Run the SDOH ingestion pipeline

To run the SDOH ingestion pipeline, follow these steps:

  1. Select the FL HC Cloud workspace that you created.

  2. Locate and select the FLHealthcare_msft_sdoh_ingestion data pipeline. Replace FL with your initials.

    Screenshot of the SDOH data pipeline selected.

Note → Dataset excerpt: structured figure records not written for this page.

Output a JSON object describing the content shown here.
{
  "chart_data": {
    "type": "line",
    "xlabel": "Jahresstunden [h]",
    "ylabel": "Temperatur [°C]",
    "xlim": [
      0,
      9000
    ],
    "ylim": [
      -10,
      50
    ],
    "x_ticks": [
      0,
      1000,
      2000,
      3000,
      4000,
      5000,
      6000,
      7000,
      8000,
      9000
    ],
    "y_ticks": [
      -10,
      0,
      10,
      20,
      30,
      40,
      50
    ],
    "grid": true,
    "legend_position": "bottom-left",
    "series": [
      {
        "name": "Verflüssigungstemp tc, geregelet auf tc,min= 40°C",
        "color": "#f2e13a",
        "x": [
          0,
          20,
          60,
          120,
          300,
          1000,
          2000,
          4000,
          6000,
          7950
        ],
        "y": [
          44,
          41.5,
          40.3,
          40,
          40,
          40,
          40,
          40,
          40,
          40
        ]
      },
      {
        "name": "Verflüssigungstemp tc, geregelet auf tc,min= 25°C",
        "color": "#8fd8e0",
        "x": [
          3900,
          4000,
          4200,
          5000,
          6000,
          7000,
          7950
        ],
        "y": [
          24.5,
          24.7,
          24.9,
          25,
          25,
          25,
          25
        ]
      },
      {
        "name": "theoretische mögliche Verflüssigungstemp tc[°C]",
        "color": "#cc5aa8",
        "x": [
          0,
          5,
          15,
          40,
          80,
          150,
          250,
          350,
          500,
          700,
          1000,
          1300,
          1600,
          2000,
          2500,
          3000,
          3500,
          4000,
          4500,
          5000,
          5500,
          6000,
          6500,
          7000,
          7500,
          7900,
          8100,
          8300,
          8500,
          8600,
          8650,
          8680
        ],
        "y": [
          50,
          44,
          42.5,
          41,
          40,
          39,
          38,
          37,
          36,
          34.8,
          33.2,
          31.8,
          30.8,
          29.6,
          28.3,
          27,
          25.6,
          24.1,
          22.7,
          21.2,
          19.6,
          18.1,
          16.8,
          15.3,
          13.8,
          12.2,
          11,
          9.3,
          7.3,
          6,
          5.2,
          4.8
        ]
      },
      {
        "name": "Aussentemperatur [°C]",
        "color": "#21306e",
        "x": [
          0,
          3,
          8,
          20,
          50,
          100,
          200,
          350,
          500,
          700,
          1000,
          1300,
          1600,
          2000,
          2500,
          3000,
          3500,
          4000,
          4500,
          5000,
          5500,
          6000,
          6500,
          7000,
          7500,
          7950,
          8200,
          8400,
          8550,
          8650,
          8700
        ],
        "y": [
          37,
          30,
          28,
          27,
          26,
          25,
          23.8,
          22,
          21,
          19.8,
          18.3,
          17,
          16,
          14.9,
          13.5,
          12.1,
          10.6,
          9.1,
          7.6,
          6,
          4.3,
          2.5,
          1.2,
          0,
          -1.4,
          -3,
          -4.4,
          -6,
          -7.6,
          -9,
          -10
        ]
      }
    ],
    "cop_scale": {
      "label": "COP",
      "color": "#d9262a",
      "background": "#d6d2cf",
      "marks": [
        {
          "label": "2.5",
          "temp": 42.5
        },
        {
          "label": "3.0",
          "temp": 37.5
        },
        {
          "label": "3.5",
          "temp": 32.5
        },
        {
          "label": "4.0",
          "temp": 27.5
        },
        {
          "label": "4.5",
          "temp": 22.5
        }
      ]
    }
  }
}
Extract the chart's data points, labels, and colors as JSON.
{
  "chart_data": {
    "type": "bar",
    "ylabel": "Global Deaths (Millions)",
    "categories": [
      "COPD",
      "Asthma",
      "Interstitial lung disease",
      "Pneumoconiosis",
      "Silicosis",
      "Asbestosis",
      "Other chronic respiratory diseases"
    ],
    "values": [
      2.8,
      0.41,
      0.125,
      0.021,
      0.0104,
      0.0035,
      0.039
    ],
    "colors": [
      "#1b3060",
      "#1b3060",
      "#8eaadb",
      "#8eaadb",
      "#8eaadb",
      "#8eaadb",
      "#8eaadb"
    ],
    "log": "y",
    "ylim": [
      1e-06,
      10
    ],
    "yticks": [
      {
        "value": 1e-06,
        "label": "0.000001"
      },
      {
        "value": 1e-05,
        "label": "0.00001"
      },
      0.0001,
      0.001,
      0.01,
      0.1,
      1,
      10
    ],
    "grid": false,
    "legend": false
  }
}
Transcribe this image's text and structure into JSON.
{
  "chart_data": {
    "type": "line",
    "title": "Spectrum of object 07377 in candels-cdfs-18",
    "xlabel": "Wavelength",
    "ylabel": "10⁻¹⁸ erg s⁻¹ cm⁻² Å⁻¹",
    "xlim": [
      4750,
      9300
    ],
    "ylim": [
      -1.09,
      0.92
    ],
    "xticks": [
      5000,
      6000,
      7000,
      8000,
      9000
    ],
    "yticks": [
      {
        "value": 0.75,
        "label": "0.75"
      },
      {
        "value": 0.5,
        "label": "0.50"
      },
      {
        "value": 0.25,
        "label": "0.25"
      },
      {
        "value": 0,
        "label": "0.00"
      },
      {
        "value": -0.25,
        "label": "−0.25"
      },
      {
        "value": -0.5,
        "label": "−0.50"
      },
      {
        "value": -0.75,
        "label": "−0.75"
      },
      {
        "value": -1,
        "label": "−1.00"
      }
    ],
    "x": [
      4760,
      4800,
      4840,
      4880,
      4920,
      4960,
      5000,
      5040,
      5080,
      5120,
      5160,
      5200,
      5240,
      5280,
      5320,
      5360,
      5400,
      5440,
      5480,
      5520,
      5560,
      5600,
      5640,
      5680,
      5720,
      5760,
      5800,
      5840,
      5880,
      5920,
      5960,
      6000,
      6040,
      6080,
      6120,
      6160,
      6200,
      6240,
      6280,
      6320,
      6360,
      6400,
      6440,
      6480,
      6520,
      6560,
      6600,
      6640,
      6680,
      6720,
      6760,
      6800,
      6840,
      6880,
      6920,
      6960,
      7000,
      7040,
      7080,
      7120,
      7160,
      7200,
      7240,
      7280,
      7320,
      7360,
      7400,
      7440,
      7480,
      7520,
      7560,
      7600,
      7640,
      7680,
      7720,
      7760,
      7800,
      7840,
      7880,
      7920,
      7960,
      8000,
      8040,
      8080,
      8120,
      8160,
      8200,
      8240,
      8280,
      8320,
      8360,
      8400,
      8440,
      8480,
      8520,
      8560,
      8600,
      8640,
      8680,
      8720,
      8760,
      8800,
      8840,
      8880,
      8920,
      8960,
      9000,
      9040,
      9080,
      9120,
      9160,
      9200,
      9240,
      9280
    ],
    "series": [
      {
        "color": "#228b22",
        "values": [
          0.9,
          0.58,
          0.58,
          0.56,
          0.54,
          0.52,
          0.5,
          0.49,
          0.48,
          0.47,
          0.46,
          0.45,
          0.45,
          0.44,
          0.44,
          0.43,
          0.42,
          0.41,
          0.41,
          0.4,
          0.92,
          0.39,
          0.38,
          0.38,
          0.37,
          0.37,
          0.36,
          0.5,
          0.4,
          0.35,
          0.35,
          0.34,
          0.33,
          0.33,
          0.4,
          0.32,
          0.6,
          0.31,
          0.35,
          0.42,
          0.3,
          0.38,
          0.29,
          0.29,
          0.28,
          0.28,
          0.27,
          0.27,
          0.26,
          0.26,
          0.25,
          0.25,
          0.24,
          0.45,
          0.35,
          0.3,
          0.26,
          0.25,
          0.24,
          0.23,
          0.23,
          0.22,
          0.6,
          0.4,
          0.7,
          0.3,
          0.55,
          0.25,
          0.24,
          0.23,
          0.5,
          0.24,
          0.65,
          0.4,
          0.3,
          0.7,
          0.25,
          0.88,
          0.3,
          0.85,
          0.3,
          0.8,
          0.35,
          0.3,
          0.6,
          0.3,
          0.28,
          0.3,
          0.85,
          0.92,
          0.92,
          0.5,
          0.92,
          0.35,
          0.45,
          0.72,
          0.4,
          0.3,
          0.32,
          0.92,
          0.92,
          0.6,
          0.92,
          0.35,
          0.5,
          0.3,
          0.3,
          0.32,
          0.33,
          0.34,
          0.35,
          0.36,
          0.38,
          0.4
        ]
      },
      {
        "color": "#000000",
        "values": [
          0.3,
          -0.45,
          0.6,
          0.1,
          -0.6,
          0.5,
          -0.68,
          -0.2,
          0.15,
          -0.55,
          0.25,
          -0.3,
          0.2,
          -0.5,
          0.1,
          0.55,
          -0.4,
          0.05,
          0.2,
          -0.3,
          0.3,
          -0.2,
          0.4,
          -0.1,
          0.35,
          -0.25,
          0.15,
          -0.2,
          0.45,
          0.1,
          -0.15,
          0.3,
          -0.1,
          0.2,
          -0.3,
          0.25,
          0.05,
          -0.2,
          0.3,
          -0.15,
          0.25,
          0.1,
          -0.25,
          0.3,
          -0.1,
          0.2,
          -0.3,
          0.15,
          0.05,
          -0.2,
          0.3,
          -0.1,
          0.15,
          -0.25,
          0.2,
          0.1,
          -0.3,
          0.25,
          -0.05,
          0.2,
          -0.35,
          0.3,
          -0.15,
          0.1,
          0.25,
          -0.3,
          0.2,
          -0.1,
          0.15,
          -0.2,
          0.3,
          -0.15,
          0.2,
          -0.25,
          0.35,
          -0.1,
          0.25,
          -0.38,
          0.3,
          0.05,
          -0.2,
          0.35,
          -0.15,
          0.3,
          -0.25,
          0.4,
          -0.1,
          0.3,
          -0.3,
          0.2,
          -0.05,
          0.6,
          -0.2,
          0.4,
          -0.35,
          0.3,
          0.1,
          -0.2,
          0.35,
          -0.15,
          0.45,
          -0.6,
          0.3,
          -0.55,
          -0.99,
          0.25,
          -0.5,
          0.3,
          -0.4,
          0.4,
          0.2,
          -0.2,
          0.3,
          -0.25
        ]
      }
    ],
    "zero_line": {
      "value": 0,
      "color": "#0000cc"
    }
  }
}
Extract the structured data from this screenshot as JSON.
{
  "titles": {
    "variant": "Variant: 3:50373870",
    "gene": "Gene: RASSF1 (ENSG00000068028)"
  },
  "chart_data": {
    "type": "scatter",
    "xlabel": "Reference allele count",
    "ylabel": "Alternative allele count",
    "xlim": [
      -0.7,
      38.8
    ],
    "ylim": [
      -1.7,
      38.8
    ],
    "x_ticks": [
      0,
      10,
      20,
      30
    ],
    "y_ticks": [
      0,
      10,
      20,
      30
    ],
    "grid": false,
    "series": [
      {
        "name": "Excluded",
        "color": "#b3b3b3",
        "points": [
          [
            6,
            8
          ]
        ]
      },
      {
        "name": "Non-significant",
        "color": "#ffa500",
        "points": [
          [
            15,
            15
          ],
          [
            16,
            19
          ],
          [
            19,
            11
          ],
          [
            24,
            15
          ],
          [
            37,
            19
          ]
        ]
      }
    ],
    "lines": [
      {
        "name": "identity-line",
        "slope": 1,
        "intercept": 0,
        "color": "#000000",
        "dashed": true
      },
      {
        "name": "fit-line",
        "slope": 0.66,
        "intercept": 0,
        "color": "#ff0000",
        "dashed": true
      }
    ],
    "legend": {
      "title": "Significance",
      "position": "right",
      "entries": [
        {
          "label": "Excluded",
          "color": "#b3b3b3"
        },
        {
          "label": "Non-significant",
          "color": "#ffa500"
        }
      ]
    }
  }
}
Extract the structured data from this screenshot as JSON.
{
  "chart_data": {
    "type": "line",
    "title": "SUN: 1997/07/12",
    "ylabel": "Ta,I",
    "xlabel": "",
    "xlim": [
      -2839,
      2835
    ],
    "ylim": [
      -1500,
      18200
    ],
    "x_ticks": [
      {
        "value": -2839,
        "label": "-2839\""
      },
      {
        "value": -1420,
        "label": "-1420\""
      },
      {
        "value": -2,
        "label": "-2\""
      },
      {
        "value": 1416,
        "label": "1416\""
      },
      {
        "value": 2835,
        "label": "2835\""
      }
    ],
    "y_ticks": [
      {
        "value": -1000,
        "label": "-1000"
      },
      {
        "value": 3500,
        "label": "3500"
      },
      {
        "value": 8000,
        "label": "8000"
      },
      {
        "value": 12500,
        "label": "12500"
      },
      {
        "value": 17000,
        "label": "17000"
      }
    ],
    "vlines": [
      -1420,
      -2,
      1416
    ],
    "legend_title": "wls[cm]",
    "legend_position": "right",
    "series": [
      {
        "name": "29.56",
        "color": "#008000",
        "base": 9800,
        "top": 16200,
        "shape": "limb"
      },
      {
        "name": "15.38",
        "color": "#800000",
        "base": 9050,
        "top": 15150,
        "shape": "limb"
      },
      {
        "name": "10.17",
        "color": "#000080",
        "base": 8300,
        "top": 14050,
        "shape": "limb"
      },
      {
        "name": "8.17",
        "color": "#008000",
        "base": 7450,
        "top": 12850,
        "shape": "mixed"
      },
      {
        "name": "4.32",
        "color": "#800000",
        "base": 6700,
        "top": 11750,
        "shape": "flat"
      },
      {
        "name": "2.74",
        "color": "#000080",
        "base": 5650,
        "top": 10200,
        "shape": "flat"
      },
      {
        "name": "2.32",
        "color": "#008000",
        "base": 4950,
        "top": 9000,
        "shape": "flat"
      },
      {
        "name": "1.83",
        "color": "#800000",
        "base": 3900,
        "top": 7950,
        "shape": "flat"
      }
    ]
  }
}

  3. Review the pipeline. This pipeline copies the files from the Ingest folder and prepares them for ingestion into the bronze lakehouse. Then, it flattens the data from the bronze lakehouse into the silver lakehouse.

  4. Select Run and then wait for the pipeline run to complete.

    Screenshot of the notebooks in the pipeline and the Run button selected.

The pipeline run should complete successfully. Refresh if the activity status doesn't change after a while.